CFG Bank, bien que plus petite, se distingue avec un ROE de 15,1%, grâce à une croissance rapide et un positionnement sur des segments maîtrisés.
Ce mouvement n’est pas conjoncturel. AGR anticipe une croissance annuelle moyenne des bénéfices de 11,6% sur la période 2024-2027, ce qui consolide la trajectoire haussière de la rentabilité. À ce rythme, le RNPG des banques cotées pourrait atteindre 47,7 MMDH en 2027, contre 34,8 milliards en 2024, selon les projections d’AGR.
Une dynamique de crédit tirée par l’investissement
Le regain de performance du secteur bancaire s’inscrit aussi dans un contexte macroéconomique plus porteur. À fin mai 2025, les crédits bancaires progressent de 4,4%, avec une hausse importante des crédits à l’équipement (19,5%), qui atteignent 253,6 MMDH, soit leur plus haut historique.

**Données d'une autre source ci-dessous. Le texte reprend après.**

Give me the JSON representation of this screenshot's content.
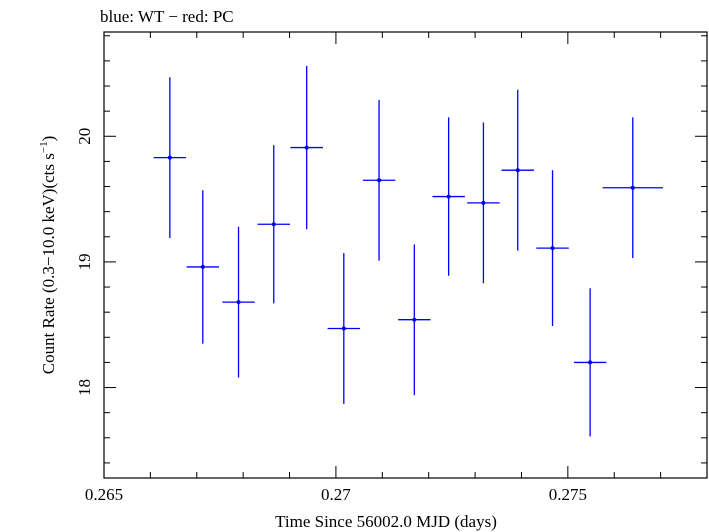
{
  "chart_data": {
    "type": "scatter",
    "title": "blue: WT − red: PC",
    "xlabel": "Time Since 56002.0 MJD (days)",
    "ylabel_main": "Count Rate (0.3−10.0 keV)(cts s",
    "ylabel_sup": "−1",
    "ylabel_close": ")",
    "xlim": [
      0.265,
      0.278
    ],
    "ylim": [
      17.28,
      20.83
    ],
    "xticks": [
      0.265,
      0.27,
      0.275
    ],
    "xtick_labels": [
      "0.265",
      "0.27",
      "0.275"
    ],
    "yticks": [
      18,
      19,
      20
    ],
    "ytick_labels": [
      "18",
      "19",
      "20"
    ],
    "series": [
      {
        "color": "#0000ff",
        "points": [
          {
            "x": 0.26642,
            "xerr": 0.00035,
            "y": 19.83,
            "yerr": 0.64
          },
          {
            "x": 0.26713,
            "xerr": 0.00035,
            "y": 18.96,
            "yerr": 0.61
          },
          {
            "x": 0.2679,
            "xerr": 0.00035,
            "y": 18.68,
            "yerr": 0.6
          },
          {
            "x": 0.26866,
            "xerr": 0.00035,
            "y": 19.3,
            "yerr": 0.63
          },
          {
            "x": 0.26937,
            "xerr": 0.00035,
            "y": 19.91,
            "yerr": 0.65
          },
          {
            "x": 0.27017,
            "xerr": 0.00035,
            "y": 18.47,
            "yerr": 0.6
          },
          {
            "x": 0.27093,
            "xerr": 0.00035,
            "y": 19.65,
            "yerr": 0.64
          },
          {
            "x": 0.27169,
            "xerr": 0.00035,
            "y": 18.54,
            "yerr": 0.6
          },
          {
            "x": 0.27243,
            "xerr": 0.00035,
            "y": 19.52,
            "yerr": 0.63
          },
          {
            "x": 0.27318,
            "xerr": 0.00035,
            "y": 19.47,
            "yerr": 0.64
          },
          {
            "x": 0.27392,
            "xerr": 0.00035,
            "y": 19.73,
            "yerr": 0.64
          },
          {
            "x": 0.27467,
            "xerr": 0.00035,
            "y": 19.11,
            "yerr": 0.62
          },
          {
            "x": 0.27548,
            "xerr": 0.00035,
            "y": 18.2,
            "yerr": 0.59
          },
          {
            "x": 0.2764,
            "xerr": 0.00065,
            "y": 19.59,
            "yerr": 0.56
          }
        ]
      }
    ]
  }
}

Cette dynamique est alimentée par le super-cycle d’investissement que connaît le Royaume, marqué par la relance de grands chantiers industriels, énergétiques et d’infrastructure. Les crédits promoteurs (+6,9%) et crédits à l’habitat (+2,5%) bénéficient également du programme d’aide directe au logement, qui a stimulé la demande, notamment parmi les Marocains résidant à l’étranger.
En parallèle, les dépôts clientèle ont enregistré leur plus forte croissance depuis 2009, à 9,6% en 2024, pour atteindre 1.279 milliards. Le poids des ressources à vue (RAV) a franchi pour la première fois la barre symbolique des 70,6%, signe d’une confiance renouvelée dans le système bancaire et d’une liquidité abondante.

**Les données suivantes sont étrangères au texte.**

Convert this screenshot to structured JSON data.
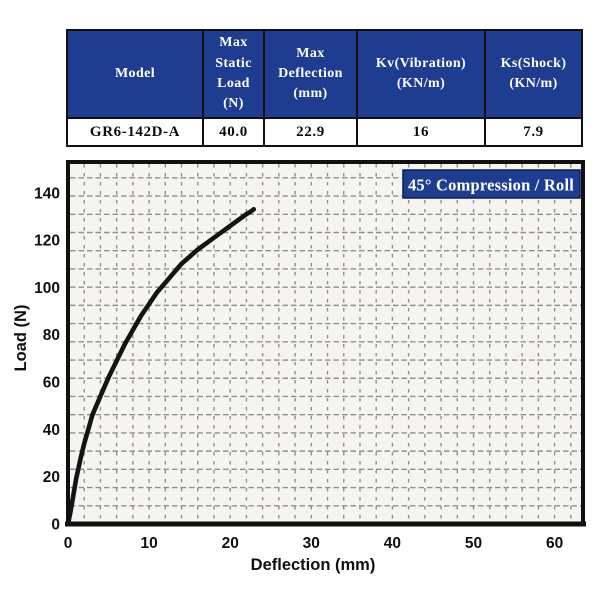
{
  "table": {
    "headers": [
      "Model",
      "Max\nStatic\nLoad\n(N)",
      "Max\nDeflection\n(mm)",
      "Kv(Vibration)\n(KN/m)",
      "Ks(Shock)\n(KN/m)"
    ],
    "row": [
      "GR6-142D-A",
      "40.0",
      "22.9",
      "16",
      "7.9"
    ]
  },
  "chart_data": {
    "type": "line",
    "badge": "45° Compression / Roll",
    "xlabel": "Deflection (mm)",
    "ylabel": "Load (N)",
    "x_ticks": [
      0,
      10,
      20,
      30,
      40,
      50,
      60
    ],
    "y_ticks": [
      0,
      20,
      40,
      60,
      80,
      100,
      120,
      140
    ],
    "xlim": [
      0,
      63.5
    ],
    "ylim": [
      0,
      153
    ],
    "grid": {
      "on": true,
      "style": "fine-dashed",
      "x_step_mm": 2,
      "y_step_n": 7.7
    },
    "legend_position": "top-right-badge",
    "series": [
      {
        "name": "45° Compression / Roll load-deflection curve",
        "max_static_load_n": 40.0,
        "max_deflection_mm": 22.9,
        "x": [
          0,
          0.3,
          0.7,
          1,
          1.5,
          2,
          2.5,
          3,
          4,
          5,
          6,
          7,
          8,
          9,
          10,
          11,
          12,
          13,
          14,
          15,
          16,
          17,
          18,
          19,
          20,
          21,
          22,
          22.5,
          22.9
        ],
        "y": [
          0,
          5,
          13,
          19,
          27,
          34,
          40,
          46,
          54,
          62,
          69,
          76,
          82,
          88,
          93,
          98,
          102,
          106,
          110,
          113,
          116,
          118.5,
          121,
          123.5,
          126,
          128.5,
          131,
          132,
          133
        ]
      }
    ],
    "colors": {
      "accent_blue": "#1e3c90",
      "curve": "#141414",
      "grid": "#8f8f8f",
      "plot_bg": "#f5f4f1",
      "frame": "#101010"
    }
  }
}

Une valorisation boursière à réévaluer
Malgré cette solide dynamique opérationnelle, la valorisation boursière du secteur bancaire reste attractive. Attijari Global Research estime la capitalisation cible des banques cotées à 379 MMDH, contre 320 milliards actuellement, soit un potentiel de hausse de 18%. Les multiples de valorisation (P/E) témoignent de cette décote, 9,9x en 2024E, et 9,2x en 2025E, bien en deçà de la moyenne historique de 13,0x.
Dans un contexte de baisse des taux obligataires et de rendements peu attractifs sur les actifs monétaires, les dividendes bancaires redeviennent compétitifs à 17,1% de hausse en 2024, pour un total de 9,6 MMDH distribués. Le D/Y moyen du secteur ressort à 3,7%, supérieur au rendement des BDT 5 ans.
AGR prévoit par ailleurs une croissance annuelle moyenne des dividendes de +12,1% jusqu’en 2027, traduisant une volonté des banques de maintenir un rythme soutenu de distribution. Ces éléments devraient soutenir une revalorisation progressive du secteur en bourse, d’autant que les performances sont désormais plus lisibles, mieux réparties et adossées à une trajectoire de croissance crédible.
Une confiance à reconquérir, mais des signaux au vert
La prudence reste de mise, notamment sur le front du coût du risque, qui continue de progresser à 126 points de base en 2024, contre 120 en 2023. Ce niveau s’explique en partie par une politique de provisionnement renforcée face à des risques souverains persistants en Afrique (Égypte, Gabon et Cameroun).
Le taux de contentieux du secteur est néanmoins en légère amélioration, à 8,45%, marquant une inflexion après quatre années de dégradation. En somme, le secteur bancaire coté apparaît comme un acteur stabilisateur et moteur de l’économie. Il entre dans une phase de croissance maîtrisée, marquée par une rentabilité restaurée, un levier d’investissement réactivé et une meilleure valorisation des actifs.
À mesure que la confiance des investisseurs se renforce, les banques redeviennent des piliers attractifs de la cote casablancaise.